The danger isn't imminent. But some economists say there's a pattern worth watching in bond prices, a phenomenon known as a flat "yield curve."
The Federal Reserve, with its ongoing moves toward tighter monetary policy, has been raising short-term interest rates steadily. Yet the interest, or yield, paid on long-term bonds hasn't risen as much. That has flattened the yield curve - a line that usually slopes upward as it shows the interest rates for debts with different time horizons (see chart).
It's the kind of indicator only a statistician can love, but the shape of this chart can have implications for every business, borrower, and investor across America.
The current flat look itself isn't necessarily a problem, and this week the curve has gotten a bit steeper, as inflation worries have pushed long-term bond yields higher. But a number of bond watchers still worry that the yield curve could invert at some point - with short-term yields higher than long-term ones. Historically, that has forecast a recession.
"I wouldn't say the Fed has overdone it yet" with its interest-rate hikes, says Paul Kasriel, chief economist at Northern Trust in Chicago. But "we are in the zone now where the Fed's actions do increase the risks of a recession."
With its rate hikes, the Federal Reserve is trying to steer its policy toward a neutral position, where the economy can grow at its potential without fueling inflation.
But its effort inevitably revives debate: How far is far enough? "The Fed historically is not very good at not overdoing it," says Mr. Kasriel. He says paying closer attention to the yield curve might help.
In 2000, for example, the yield curve had a generally inverted shape for much of the year. The Fed didn't start lowering its short-term interest rate (the rate it charges banks for overnight loans), until the end of the year. A recession began in March 2001.
A kind of mini-inversion has emerged just recently. The Fed's yield on overnight loans is now higher than the yield on three-month Treasury bills, a pattern that emerged after last month's Fed rate hike.
John Park, an economist at Kudlow & Co. in New York, says this gap suggests that the bond traders may be less worried about inflation than the Fed, and more worried about economic growth.

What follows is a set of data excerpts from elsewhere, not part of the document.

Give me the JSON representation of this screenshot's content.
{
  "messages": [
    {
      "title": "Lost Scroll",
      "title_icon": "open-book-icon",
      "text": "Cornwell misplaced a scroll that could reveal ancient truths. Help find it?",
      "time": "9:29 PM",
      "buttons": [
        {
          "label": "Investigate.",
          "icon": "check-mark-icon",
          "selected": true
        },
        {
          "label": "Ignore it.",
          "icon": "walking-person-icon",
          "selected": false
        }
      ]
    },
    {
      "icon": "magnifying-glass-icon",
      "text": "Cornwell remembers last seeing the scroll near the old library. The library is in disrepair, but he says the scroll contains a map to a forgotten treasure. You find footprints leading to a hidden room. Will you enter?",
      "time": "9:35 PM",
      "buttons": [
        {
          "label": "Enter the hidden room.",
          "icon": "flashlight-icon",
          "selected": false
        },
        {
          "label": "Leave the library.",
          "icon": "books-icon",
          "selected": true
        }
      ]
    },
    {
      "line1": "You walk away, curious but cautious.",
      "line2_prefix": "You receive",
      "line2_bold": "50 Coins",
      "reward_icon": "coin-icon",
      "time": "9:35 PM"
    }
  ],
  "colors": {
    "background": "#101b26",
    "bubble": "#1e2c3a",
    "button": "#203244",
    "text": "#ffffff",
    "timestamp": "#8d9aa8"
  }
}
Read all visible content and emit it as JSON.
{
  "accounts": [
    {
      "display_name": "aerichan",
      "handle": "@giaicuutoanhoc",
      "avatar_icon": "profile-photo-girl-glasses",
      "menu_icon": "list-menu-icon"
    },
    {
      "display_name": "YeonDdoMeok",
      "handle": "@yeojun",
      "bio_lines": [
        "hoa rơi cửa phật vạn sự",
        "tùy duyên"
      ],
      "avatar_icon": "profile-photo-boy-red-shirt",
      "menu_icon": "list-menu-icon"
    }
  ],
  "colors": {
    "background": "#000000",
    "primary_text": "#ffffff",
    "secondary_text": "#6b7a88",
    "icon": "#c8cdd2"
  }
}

Even with this week's uptick in Treasury yields, long-term interest rates remain well below where they were a year ago. Meanwhile, short-term rates have risen sharply.
"Long-term rates are still lower now than when the Fed started to tighten," says David Wyss, chief economist at Standard & Poor's in New York.
He is one of many economists who don't foresee an outright inversion of the yield curve. While it is flatter than a year ago, more than half a percentage point still separates short- and long-term rates.
The interest rate on a bond represents the cost of taking out a loan. It can be called the price of money.
Typically, the cost of borrowing rises as the time horizon expands, in part because of the added risks faced by lenders. That's why the interest-rate yield curve generally slopes gently upward from short-term to longer-term rates. An inversion generally signals the expectation that those short-term rates will soon plunge with a slowing economy.
With inversion still only a possible threat, the Fed for now seems most concerned with its perennial enemy No. 1: inflation. Concern about higher consumer prices has risen in recent weeks, fueled by post-hurricane energy costs.
For now, "the flattening yield curve actually represents an opportunity for consumers," says Greg McBride, a senior financial analyst at Bankrate.com.
Savers can earn much better yields on certificates of deposit than a year ago, without the risk of committing their money for more than a year or two. For borrowers, it may be a good time to lock in a fixed-rate loan, he says, since the flat curve means that those rates remain low.